Holy wells were probably a pagan introduction to Ireland from Roman Britain, a cultural overspill. However, the Early Medieval monks seem to have readily incorporated this pre-Christian water cult in to Christianity. I estimate that there are about 50 holy wells recorded on Tim Robinson’s Burren map.
Bibliography
Sheehan J. (1982). The Early-Historic Church Sites of North Clare. North Munster
Antiquarian Journal
Volume 24 03. Thomond Archaeological and History
Society.
Dunford B. (2002). Farming and the
Burren.
Teagasc.
MEDIEVAL 1169-16th CENTURY AD…AND
ONWARDS
The idiosyncratic Early Medieval Irish
take on Christianity concluded in the 1100s at the start of the Medieval
period. Parish churches of the incoming “experienced multi-nationals” (Mc Mahon
2013, 56) like the Augustinians, sprouted up as well as expansive new abbeys.
Arguably the most spectacular antiquity in the Burren region is Corcomroe Abbey
in Bell Harbour – a 13th century Cistercian construction in origin.

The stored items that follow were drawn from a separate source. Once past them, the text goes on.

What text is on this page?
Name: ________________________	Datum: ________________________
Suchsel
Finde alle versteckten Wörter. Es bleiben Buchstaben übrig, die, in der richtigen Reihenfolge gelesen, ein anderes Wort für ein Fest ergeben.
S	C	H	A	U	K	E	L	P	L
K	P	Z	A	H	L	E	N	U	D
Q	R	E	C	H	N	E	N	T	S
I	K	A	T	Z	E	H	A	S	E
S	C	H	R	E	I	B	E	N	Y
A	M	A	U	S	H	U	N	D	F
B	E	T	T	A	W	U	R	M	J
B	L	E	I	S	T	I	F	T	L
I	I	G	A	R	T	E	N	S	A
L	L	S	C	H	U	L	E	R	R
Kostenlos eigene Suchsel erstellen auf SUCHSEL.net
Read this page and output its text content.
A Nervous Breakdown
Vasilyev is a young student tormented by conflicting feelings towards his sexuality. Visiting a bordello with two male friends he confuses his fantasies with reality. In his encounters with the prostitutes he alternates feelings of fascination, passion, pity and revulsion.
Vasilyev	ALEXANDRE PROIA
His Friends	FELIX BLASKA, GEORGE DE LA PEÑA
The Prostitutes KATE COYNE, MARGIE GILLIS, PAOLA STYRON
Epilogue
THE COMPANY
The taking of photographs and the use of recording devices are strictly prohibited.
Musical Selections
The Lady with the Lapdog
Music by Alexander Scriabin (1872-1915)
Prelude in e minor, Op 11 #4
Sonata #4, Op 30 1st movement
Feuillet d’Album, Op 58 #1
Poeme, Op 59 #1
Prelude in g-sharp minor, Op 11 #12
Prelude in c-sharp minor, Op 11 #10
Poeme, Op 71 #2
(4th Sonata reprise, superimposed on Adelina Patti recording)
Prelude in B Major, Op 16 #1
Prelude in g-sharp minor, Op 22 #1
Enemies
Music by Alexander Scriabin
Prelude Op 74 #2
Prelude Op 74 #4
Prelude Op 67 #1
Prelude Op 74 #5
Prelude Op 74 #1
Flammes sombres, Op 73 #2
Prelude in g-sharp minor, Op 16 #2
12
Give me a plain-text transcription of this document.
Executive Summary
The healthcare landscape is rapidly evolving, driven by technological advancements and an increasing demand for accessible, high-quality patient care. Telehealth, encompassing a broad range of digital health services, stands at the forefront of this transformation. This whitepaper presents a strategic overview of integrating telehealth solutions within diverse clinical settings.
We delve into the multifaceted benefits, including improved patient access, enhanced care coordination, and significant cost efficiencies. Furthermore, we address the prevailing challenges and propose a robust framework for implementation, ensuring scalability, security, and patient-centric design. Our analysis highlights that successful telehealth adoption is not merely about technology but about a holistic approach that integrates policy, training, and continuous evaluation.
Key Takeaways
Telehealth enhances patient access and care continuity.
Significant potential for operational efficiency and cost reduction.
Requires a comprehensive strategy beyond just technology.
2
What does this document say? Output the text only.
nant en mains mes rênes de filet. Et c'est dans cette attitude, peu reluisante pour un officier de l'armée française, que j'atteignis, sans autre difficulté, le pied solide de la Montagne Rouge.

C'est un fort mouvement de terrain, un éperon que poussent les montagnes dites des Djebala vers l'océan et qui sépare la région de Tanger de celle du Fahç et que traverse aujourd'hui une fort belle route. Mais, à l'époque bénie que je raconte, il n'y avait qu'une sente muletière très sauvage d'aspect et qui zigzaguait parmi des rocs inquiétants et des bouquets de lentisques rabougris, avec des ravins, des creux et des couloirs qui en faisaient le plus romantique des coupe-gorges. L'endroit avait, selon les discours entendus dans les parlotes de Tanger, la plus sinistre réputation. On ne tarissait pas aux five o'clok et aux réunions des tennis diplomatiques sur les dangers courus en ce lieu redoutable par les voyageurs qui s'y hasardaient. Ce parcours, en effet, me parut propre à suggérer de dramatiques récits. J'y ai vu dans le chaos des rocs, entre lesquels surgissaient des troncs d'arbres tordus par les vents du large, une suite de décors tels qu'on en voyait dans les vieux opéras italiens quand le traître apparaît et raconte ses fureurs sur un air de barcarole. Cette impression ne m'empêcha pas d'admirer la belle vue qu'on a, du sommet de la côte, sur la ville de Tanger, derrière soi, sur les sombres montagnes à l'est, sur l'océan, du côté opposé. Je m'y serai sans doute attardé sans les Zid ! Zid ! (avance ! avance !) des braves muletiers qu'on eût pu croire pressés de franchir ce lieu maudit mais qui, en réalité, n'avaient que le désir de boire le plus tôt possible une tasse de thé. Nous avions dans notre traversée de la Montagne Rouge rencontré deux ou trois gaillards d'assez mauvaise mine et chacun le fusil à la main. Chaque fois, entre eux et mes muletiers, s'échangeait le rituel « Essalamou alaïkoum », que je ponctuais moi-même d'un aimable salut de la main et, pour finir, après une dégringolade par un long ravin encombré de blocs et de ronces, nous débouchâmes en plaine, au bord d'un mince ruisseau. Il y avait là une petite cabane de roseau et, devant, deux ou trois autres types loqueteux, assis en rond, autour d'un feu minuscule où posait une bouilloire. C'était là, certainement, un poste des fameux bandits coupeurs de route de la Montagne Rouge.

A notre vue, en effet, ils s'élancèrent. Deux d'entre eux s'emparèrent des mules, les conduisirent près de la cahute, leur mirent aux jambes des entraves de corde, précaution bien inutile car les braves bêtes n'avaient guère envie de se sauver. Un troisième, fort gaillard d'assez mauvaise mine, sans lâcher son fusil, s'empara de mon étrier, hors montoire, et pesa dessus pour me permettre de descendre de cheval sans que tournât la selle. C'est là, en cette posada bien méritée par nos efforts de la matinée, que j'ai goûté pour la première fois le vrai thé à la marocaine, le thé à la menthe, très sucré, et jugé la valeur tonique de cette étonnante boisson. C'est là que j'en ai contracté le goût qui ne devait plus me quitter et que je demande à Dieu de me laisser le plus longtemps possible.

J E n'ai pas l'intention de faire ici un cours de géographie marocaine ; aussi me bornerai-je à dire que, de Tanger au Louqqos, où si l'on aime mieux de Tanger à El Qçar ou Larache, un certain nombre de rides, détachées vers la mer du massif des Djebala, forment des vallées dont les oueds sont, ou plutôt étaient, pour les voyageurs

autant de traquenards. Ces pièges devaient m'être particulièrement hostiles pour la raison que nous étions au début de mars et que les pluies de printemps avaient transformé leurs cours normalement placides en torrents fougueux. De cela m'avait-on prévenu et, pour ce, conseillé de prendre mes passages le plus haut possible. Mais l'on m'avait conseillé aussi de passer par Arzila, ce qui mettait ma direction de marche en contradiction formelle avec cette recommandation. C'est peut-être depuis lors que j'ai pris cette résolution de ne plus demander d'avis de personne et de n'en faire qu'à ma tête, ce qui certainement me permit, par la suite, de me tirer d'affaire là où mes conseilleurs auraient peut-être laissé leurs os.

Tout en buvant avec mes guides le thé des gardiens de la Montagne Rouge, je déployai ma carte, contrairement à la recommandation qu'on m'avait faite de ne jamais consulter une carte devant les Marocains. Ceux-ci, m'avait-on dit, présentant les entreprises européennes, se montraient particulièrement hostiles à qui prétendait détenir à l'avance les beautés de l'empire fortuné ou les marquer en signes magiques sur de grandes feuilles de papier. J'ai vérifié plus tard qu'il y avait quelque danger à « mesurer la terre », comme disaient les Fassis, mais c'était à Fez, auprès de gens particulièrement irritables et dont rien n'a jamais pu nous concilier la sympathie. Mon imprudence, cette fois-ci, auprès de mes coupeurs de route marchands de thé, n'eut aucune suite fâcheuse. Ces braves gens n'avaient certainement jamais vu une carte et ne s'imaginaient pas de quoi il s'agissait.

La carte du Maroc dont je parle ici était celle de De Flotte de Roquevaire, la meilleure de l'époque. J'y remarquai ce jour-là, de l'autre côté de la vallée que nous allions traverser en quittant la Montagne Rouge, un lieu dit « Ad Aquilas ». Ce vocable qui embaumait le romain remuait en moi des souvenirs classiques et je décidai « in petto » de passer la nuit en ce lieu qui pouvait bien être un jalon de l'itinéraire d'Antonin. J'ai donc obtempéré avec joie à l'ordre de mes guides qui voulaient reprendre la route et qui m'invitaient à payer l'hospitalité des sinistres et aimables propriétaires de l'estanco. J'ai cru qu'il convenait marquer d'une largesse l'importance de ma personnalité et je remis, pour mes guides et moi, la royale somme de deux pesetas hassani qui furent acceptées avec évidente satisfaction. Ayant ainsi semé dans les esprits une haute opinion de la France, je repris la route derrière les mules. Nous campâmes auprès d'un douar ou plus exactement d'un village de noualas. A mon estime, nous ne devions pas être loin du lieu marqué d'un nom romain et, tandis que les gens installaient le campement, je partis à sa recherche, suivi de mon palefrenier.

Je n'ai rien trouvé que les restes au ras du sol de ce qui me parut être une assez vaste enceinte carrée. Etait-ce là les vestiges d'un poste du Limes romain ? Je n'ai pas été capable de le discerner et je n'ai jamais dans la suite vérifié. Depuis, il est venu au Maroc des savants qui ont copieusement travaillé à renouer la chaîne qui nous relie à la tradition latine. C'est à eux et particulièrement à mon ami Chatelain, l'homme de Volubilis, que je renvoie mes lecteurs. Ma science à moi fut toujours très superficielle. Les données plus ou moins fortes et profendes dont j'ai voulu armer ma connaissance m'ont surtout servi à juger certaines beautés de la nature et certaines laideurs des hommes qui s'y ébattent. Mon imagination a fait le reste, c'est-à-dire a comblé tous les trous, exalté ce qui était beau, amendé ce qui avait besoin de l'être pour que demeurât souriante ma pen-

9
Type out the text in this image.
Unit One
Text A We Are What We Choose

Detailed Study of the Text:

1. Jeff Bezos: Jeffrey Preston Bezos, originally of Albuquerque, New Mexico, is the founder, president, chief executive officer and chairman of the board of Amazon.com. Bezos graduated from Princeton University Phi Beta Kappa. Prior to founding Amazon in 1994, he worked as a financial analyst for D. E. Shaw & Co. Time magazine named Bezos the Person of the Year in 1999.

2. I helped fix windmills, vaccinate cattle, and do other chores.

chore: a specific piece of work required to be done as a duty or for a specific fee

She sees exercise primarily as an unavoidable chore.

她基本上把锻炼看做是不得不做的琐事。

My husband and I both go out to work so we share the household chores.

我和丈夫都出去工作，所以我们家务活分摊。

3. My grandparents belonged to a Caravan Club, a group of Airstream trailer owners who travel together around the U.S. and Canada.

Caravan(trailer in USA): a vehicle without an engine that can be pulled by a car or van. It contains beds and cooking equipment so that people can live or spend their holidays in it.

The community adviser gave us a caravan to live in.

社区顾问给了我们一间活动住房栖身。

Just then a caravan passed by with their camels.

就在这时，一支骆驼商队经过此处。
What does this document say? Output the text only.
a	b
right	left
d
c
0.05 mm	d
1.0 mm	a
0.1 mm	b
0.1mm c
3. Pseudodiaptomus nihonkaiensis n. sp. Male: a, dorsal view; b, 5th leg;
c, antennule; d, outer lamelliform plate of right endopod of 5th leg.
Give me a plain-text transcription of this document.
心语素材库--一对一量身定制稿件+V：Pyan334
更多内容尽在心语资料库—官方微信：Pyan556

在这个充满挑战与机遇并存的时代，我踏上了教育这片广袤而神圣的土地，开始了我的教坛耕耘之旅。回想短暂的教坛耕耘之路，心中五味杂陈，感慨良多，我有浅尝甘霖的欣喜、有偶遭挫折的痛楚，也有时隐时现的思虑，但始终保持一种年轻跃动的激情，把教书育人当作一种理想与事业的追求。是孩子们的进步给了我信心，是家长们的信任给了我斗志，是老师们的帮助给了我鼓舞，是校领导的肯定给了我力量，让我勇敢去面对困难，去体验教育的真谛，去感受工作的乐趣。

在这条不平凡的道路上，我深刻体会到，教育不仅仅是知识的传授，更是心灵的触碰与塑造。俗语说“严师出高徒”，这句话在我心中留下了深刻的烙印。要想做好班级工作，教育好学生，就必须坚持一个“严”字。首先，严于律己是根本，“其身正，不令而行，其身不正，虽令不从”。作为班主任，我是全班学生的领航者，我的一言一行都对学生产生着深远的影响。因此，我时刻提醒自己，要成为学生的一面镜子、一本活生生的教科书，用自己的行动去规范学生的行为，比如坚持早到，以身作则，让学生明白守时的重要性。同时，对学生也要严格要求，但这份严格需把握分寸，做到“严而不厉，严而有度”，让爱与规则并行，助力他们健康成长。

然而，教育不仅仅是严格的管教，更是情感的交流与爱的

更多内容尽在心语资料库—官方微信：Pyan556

The farming élite gradually changed abode type from ring forts to tall slender stone buildings called tower houses. There are over 20 of them in the Burren. The name “tower house” explains their twin function of defence and dwelling. One of the finest 17th century residences in the west of Ireland was Leamaneh Castle, a gentleman’s mansion which is in fact built on to a 15th century tower house – both located at a critical southern entry point to the Burren in the past.
Bibliography
Mc Mahon M. (2013). The Parish of Corofin
A Historical Profile
. Michael Mc Mahon.

THE WIDER CULTURAL LANDSCAPE
The
Burren otherwise features a very dense concentration of stone structures which are not classified as archaeological monuments. Nevertheless, these structures are themselves also culturally very
significant in our attempts to understand the past. Such structures include the
thousands of kilometres of dry stone walls, pre-Famine peasant dwellings, thuiles
(fuel-drying stone constructions), crós
(kid goat stone pens), mass rocks, penitential stations and much, much more.
“Human endeavour transforms the natural world to form the cultural landscape”. (Aalen F.H.A. 1997, 4). The Burren in County Clare is one of Ireland’s richest cultural landscapes.
BibliographyAalen F.H.A. (1997). Atlas of the Irish Rural Landscape . Editors F.H.A. Aalen, Kevin Whelan, Matthew Stout. Cork University Press.